Putin is an autocracy victim
Why did the priest try to kiss Putin’s hand?On August 7 the video of Russia Today in which the assistant hegumen of the Valaam Spaso-Preobrazhensky Monastery father Mefodii tried to kiss Putin’s hand and the president jerked it away was one of the most discussed on the Internet and in the media.
“He jerked his hand away but will give his blessings soon,” “Now we can see the result of the eternal struggle between the secular authorities and the church” – these are some of the most typical commentaries placed in Russian blogs.
Interesting ideas can also be found in the commentaries of Oleh Medvedev’s blog on the website of Ukrainska Pravda: “Can you think of any tsar’s time when it did not happen?

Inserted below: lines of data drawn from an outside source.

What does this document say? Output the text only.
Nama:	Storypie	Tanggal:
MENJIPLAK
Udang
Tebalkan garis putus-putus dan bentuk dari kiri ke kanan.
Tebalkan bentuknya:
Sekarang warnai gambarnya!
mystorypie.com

The church in Russia has always been subject to the Khan-Tsar-Emperor-Secretary General-President. Unlike the civilized world where head of the state is always under the church and God. Not without reason Nikolai Karamzin wrote: ‘In Europe God is without church and in Russia the church is without God.’” (Vladislav Bobko). And one more: “The situation might have been [similar in tsarist Russia], otherwise people would not have turned away from the church before the revolution, and Bolsheviks’ atheism would not have been so successful.” (Vladimir Afendikov).

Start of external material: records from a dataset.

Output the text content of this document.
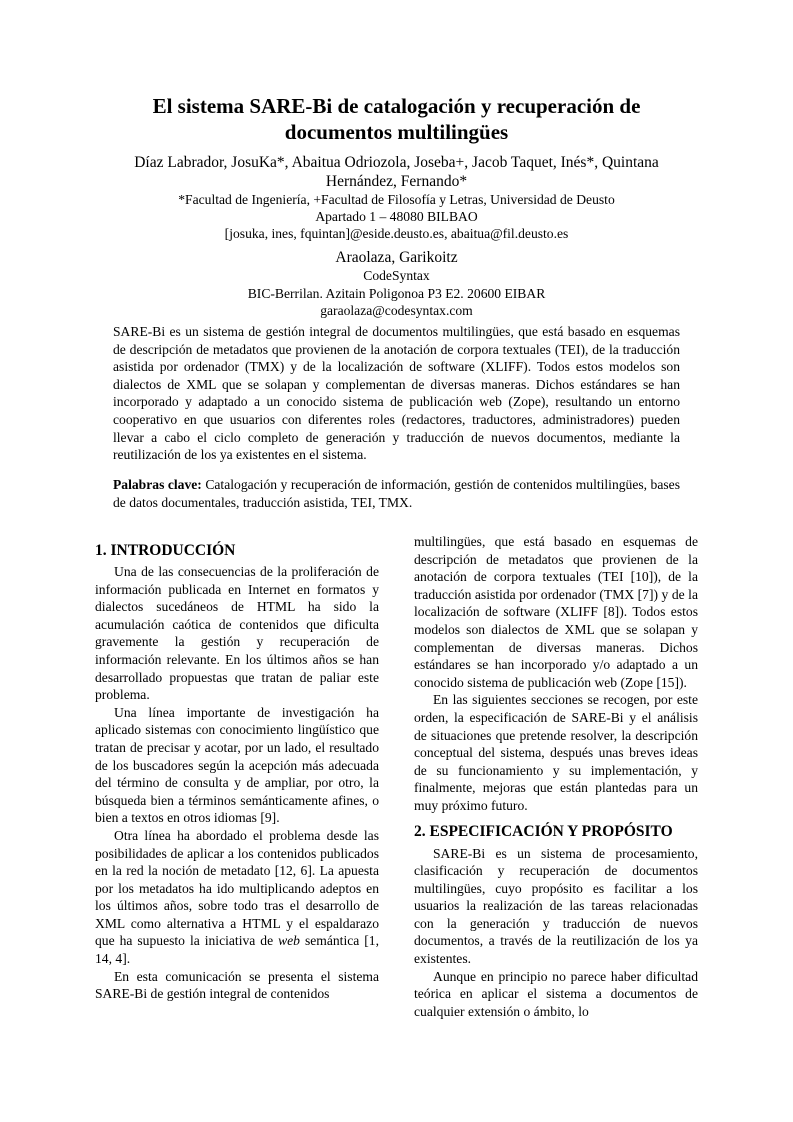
El sistema SARE-Bi de catalogación y recuperación de
documentos multilingües
Díaz Labrador, JosuKa*, Abaitua Odriozola, Joseba+, Jacob Taquet, Inés*, Quintana
Hernández, Fernando*
*Facultad de Ingeniería, +Facultad de Filosofía y Letras, Universidad de Deusto
Apartado 1 – 48080 BILBAO
[josuka, ines, fquintan]@eside.deusto.es, abaitua@fil.deusto.es
Araolaza, Garikoitz
CodeSyntax
BIC-Berrilan. Azitain Poligonoa P3 E2. 20600 EIBAR
garaolaza@codesyntax.com

SARE-Bi es un sistema de gestión integral de documentos multilingües, que está basado en esquemas de descripción de metadatos que provienen de la anotación de corpora textuales (TEI), de la traducción asistida por ordenador (TMX) y de la localización de software (XLIFF). Todos estos modelos son dialectos de XML que se solapan y complementan de diversas maneras. Dichos estándares se han incorporado y adaptado a un conocido sistema de publicación web (Zope), resultando un entorno cooperativo en que usuarios con diferentes roles (redactores, traductores, administradores) pueden llevar a cabo el ciclo completo de generación y traducción de nuevos documentos, mediante la reutilización de los ya existentes en el sistema.

Palabras clave: Catalogación y recuperación de información, gestión de contenidos multilingües, bases de datos documentales, traducción asistida, TEI, TMX.

1. INTRODUCCIÓN

Una de las consecuencias de la proliferación de información publicada en Internet en formatos y dialectos sucedáneos de HTML ha sido la acumulación caótica de contenidos que dificulta gravemente la gestión y recuperación de información relevante. En los últimos años se han desarrollado propuestas que tratan de paliar este problema.

Una línea importante de investigación ha aplicado sistemas con conocimiento lingüístico que tratan de precisar y acotar, por un lado, el resultado de los buscadores según la acepción más adecuada del término de consulta y de ampliar, por otro, la búsqueda bien a términos semánticamente afines, o bien a textos en otros idiomas [9].

Otra línea ha abordado el problema desde las posibilidades de aplicar a los contenidos publicados en la red la noción de metadato [12, 6]. La apuesta por los metadatos ha ido multiplicando adeptos en los últimos años, sobre todo tras el desarrollo de XML como alternativa a HTML y el espaldarazo que ha supuesto la iniciativa de web semántica [1, 14, 4].

En esta comunicación se presenta el sistema SARE-Bi de gestión integral de contenidos

multilingües, que está basado en esquemas de descripción de metadatos que provienen de la anotación de corpora textuales (TEI [10]), de la traducción asistida por ordenador (TMX [7]) y de la localización de software (XLIFF [8]). Todos estos modelos son dialectos de XML que se solapan y complementan de diversas maneras. Dichos estándares se han incorporado y/o adaptado a un conocido sistema de publicación web (Zope [15]).

En las siguientes secciones se recogen, por este orden, la especificación de SARE-Bi y el análisis de situaciones que pretende resolver, la descripción conceptual del sistema, después unas breves ideas de su funcionamiento y su implementación, y finalmente, mejoras que están plantedas para un muy próximo futuro.

2. ESPECIFICACIÓN Y PROPÓSITO

SARE-Bi es un sistema de procesamiento, clasificación y recuperación de documentos multilingües, cuyo propósito es facilitar a los usuarios la realización de las tareas relacionadas con la generación y traducción de nuevos documentos, a través de la reutilización de los ya existentes.

Aunque en principio no parece haber dificultad teórica en aplicar el sistema a documentos de cualquier extensión o ámbito, lo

The reaction of the church was as quick as a lightening. The resource newsru.com informed, referring to the interview with the press secretary of the vicar of the Valaam Monastery bishop father Pankratii Mikhail Shishkov taken by RIA Novosti, that father Mefodii is Macedonian and he did it to show that the “small people” of his country acknowledge “the great Russian people.” Besides, Shishkov explained that in the orthodox Christianity this gesture means obedience and, according to the clerical tradition, not only laypeople should kiss priest’s hand but a priest should kiss laypeople’s hands as well. At the same time the press secretary informed that this incident had provoked “a hailstorm of phone calls” including phone calls from media representatives. According to Shishkov, he was called and said that “they are groveling and toadying.” “I have never heard such insolence before. This person is Macedonian and he put a lot of sense in his action. There was no bootlicking, there were different reasons for this,” he remarked indignantly. In his blog on the website of the radio station Ekho Moskvy Sergei Buntman has also written that father Mefodii really kisses hands of “all his spiritual children,” “ordinary, not only high-ranking laymen.”
Probably, this story could have finished with the explanation of father Mefodii’s religious gesture. However, there are some circumstances. First of all, the trial of the Pussy Riot case, the most obscurantist since the Middle Ages. There is also patriarch’s Breguet and the story about “Kirill’s golden dust.”
The fact that Putin did not allow kissing his hand does not mean that his hands do not govern the Russian Orthodox Church. Most people started discussing the kiss because they did not know its religious background and found the kiss very reasonable. The topic of discussion is not a separate priest but the whole Russian orthodoxy, Russian autocracy and Vladimir Putin who has actually become its victim.
As if he could predict this sensation, Vladimir Nadein wrote in his article for Yezhednevny Zhurnal: “They say orthodoxy and mean Putin. The church is serving the regime with the passion of early Magdalena. The leading clerics lick the boots of the Kremlin’s boss delegating him the divine authority.”
The system created by century-long traditions of the Russian autocracy makes Christianity look groveling.